31.Pouvons-nous dès lors rapprocher notre mot Muhutu (Bahutu), de Mputu en usage par exemple dans le Kikongo ? Ce mot Mputu signifie : manant, roturier. La question serait alors de découvrir la règle linguistique suivant laquelle la lettre -h- de Muhutu a été transformée en lettre -p- de Mputu. Il s’agit, en effet, de découvrir une règle générale, applicable à tous les termes rwandais comportant la lettre h. Procéder autrement serait un jeu fantaisiste. Or, en comparant nos termes avec quelques autres langues bantu, on constate que notre parler rwandais adopte le h, à la place de p ! Nous devons donner ici quelques exemples :

KISWAHILI  KINYARWANDA  FRANCAIS
kupa              guha                           donner
kupita           guhita                         passer
kuponda      guhonda                     broyer
kulipa           kuliha                       rembourser
kupeta         guheta                         plier
pembe, etc. ihembe, etc.          corne

CILUBA        KIN YARWANDA          FRANCAIS
kupela             guhera                             moudre
kupola            guhora                     être tranquille, se taire
apa                 aha                                    ici
kubipisha     kubihisha                      rendre aigre
bupole          ubuhoro                             la paix
mapassa      amahasha                          jumeaux
panshi          hasi                              à terre, en bas
nsapo, etc. isaho, etc.                       gibecière, etc

KIBEMBA           KINYARWANDA          FRANCAIS
mupini              umuhini                    manche (de houe)
mpali               amahali                      polygamie
mpepo            imbeho                       froid
kupanga         guhanga                      faire (invention)
kukalipila       gukalihira               réprimander
kulipila           kulihira                   payer (pour un autre)
kupusa          guhusha                    manquer le but (flèche)
kupala           guhara                     écorcher, éplucher
pakati           hagati                       au milieu de, entre
panse, etc.   hanze, etc.                  dehors

KISANGA          KINYARWANDA           FRANCAIS
kwapa                ukwaha                               aisselle
kuapa                kwaha                                   cueillir
kupela               guhera                                 aboutir
kubipa, etc.     kubiha, etc.               être mauvais (au goût) etc

32. Ces exemples sont pris dans les langues parlées en zones très distantes du Rwanda. Il s’agit d’une règle vraiment générale, en ce qui concerne les langues consultées. Personne n’hésitera dès lors à mettre en étroite relation les deux termes Muhutu-Mputu. La lettre p du dernier terme ayant été, par euphonie, transformée en h dans la langue du Rwanda. Pour exprimer le concept en substantif, le Kinyarwanda exige que pour les êtres de la 1ère Classe, le radical (en ce cas hutu), soit précédé de Mu- ; tandis que si la forme mputu (mhutu) demeure, alors ce n’est plus un substantif, mais un adjectif :
Mputu Mhutu = propre aux Bahutu, provenant de Bahutu.
Muhutu = un homme appartenant à la race des Bahutu.

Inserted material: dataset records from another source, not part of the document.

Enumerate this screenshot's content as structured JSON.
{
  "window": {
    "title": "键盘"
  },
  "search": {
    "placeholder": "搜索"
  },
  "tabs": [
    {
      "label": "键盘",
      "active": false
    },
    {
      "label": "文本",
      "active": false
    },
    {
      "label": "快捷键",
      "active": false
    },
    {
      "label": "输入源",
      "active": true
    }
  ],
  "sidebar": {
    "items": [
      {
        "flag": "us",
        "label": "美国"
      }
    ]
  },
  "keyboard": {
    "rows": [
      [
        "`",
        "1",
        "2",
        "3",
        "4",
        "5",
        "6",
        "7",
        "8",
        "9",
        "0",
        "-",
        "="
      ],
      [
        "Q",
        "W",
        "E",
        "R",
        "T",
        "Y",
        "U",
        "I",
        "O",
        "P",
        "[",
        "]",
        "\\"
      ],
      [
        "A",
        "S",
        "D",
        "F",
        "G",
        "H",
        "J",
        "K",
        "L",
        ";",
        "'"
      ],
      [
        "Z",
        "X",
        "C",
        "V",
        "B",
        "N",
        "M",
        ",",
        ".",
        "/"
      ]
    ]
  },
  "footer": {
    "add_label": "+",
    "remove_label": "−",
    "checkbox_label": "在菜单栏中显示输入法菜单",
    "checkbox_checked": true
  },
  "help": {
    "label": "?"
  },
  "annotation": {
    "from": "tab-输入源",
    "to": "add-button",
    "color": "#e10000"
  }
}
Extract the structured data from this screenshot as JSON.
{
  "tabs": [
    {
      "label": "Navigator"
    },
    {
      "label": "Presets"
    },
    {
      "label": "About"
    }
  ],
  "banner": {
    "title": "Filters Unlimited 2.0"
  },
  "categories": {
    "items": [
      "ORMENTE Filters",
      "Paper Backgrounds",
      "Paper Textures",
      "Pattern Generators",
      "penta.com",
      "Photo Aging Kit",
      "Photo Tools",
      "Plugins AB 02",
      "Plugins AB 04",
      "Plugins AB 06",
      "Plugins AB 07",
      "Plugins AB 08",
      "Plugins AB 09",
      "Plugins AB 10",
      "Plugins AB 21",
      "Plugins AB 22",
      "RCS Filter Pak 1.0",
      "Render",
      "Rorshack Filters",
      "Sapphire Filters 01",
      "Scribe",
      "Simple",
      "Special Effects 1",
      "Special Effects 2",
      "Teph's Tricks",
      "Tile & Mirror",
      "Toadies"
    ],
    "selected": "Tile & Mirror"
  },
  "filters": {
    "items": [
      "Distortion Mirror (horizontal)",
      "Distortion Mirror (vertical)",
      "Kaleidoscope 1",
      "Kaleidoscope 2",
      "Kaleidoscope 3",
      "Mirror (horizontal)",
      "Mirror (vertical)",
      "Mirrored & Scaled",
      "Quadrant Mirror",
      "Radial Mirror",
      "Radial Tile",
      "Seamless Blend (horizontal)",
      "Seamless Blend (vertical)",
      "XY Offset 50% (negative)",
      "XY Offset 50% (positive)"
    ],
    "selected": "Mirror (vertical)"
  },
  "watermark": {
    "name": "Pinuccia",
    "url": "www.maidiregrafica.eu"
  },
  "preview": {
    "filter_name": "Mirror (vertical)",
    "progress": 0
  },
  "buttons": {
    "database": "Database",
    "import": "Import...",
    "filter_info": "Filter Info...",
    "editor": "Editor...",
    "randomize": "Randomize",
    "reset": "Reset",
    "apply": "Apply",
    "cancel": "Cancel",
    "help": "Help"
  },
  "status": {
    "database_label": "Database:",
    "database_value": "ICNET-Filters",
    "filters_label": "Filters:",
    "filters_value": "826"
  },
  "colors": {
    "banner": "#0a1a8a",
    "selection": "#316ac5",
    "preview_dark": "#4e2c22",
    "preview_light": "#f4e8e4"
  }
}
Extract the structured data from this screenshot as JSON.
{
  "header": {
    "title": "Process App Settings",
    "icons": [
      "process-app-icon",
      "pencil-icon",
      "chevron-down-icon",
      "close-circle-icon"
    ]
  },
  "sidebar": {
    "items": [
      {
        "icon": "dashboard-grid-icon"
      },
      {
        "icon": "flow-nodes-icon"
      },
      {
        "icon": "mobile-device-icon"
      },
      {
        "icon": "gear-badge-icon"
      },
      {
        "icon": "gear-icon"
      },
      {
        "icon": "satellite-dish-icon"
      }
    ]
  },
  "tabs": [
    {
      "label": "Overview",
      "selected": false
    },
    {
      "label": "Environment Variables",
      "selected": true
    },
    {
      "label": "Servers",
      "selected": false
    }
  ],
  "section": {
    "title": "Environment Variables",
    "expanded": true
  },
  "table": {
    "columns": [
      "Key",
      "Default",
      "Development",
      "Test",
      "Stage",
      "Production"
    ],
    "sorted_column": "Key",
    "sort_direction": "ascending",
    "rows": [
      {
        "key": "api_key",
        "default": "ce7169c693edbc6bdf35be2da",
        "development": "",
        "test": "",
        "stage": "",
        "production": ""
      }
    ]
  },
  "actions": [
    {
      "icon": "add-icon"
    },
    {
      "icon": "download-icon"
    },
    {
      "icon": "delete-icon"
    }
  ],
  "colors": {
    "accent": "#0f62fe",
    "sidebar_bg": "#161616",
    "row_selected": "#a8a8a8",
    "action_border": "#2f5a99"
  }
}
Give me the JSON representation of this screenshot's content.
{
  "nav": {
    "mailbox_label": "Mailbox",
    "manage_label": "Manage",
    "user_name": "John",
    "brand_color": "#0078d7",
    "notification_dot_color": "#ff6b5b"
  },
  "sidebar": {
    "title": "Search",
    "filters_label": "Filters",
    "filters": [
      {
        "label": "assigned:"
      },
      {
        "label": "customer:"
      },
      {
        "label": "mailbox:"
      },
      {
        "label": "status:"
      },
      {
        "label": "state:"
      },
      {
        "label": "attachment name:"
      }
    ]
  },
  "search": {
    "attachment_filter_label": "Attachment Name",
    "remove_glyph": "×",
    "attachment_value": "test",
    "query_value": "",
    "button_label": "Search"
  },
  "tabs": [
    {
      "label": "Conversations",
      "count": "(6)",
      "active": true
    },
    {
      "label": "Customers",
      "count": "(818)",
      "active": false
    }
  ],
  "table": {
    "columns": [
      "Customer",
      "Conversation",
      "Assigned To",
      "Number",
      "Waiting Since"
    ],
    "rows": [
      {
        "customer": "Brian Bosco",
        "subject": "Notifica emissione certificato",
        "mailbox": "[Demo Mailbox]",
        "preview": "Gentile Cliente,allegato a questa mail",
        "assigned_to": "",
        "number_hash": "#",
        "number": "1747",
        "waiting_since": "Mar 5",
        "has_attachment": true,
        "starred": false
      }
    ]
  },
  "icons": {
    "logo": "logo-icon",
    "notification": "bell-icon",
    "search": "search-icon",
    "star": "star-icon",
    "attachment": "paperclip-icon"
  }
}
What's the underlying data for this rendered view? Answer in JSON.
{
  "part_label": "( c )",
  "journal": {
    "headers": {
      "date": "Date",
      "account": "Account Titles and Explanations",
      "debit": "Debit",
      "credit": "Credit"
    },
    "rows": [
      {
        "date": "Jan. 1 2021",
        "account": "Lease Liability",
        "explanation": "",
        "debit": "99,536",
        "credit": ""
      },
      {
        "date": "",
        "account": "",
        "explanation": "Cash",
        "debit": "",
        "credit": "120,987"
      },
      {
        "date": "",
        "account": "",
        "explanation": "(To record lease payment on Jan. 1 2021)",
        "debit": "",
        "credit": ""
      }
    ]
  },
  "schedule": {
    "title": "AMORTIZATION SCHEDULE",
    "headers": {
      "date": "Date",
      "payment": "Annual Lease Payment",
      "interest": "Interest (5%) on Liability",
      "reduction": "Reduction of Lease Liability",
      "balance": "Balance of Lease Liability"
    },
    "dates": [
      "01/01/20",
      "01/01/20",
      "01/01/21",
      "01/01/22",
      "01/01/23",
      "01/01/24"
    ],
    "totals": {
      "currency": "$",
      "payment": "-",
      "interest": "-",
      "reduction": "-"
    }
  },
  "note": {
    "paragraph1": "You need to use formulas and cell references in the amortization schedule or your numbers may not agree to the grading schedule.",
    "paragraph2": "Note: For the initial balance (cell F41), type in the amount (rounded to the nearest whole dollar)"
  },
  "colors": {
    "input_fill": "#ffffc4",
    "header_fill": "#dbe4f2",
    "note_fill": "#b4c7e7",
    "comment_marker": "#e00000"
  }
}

33. Concluons : grâce à une étude comparative entre quelques langues bantu et la langue du Rwanda, il nous est possible de trouver une signification étymologique, linguistiquement établie jusqu’à un certain point, applicable au terme Muhutu (Bahutu). Or cette signification (manant, roturier), fait pendant à celle que nous avons déjà attribuée au terme Mutusi (Batutsi):

Mututsi = riche ; suzerain ; immigré.
Muhutu = manant (paysan, roturier).

D’où il appert que les deux dénominations expriment une idée de différence sociale, et indirectement celle de races. On s’explique dès lors les dispositions du Droit politique traditionnel, qui considère comme Mututsi toute personne détenant un grand nombre de vaches, sans faire attention au fait qu’il serait de race Muhutu. Du moment qu’il a accédé à la richesse bovine, il est politiquement Mututsi, tout en restant racialement
Muhutu.

D. Annexe sur l’étymologie du nom Mututsi.

34.Passons en revue ce qui a été avancé jusqu’ici pour expliquer, étymologiquement, le terme Mututsi (Batutsi). Je transcris les passages visés auxquels j’ajouterai des remarques rectificatives ou autres.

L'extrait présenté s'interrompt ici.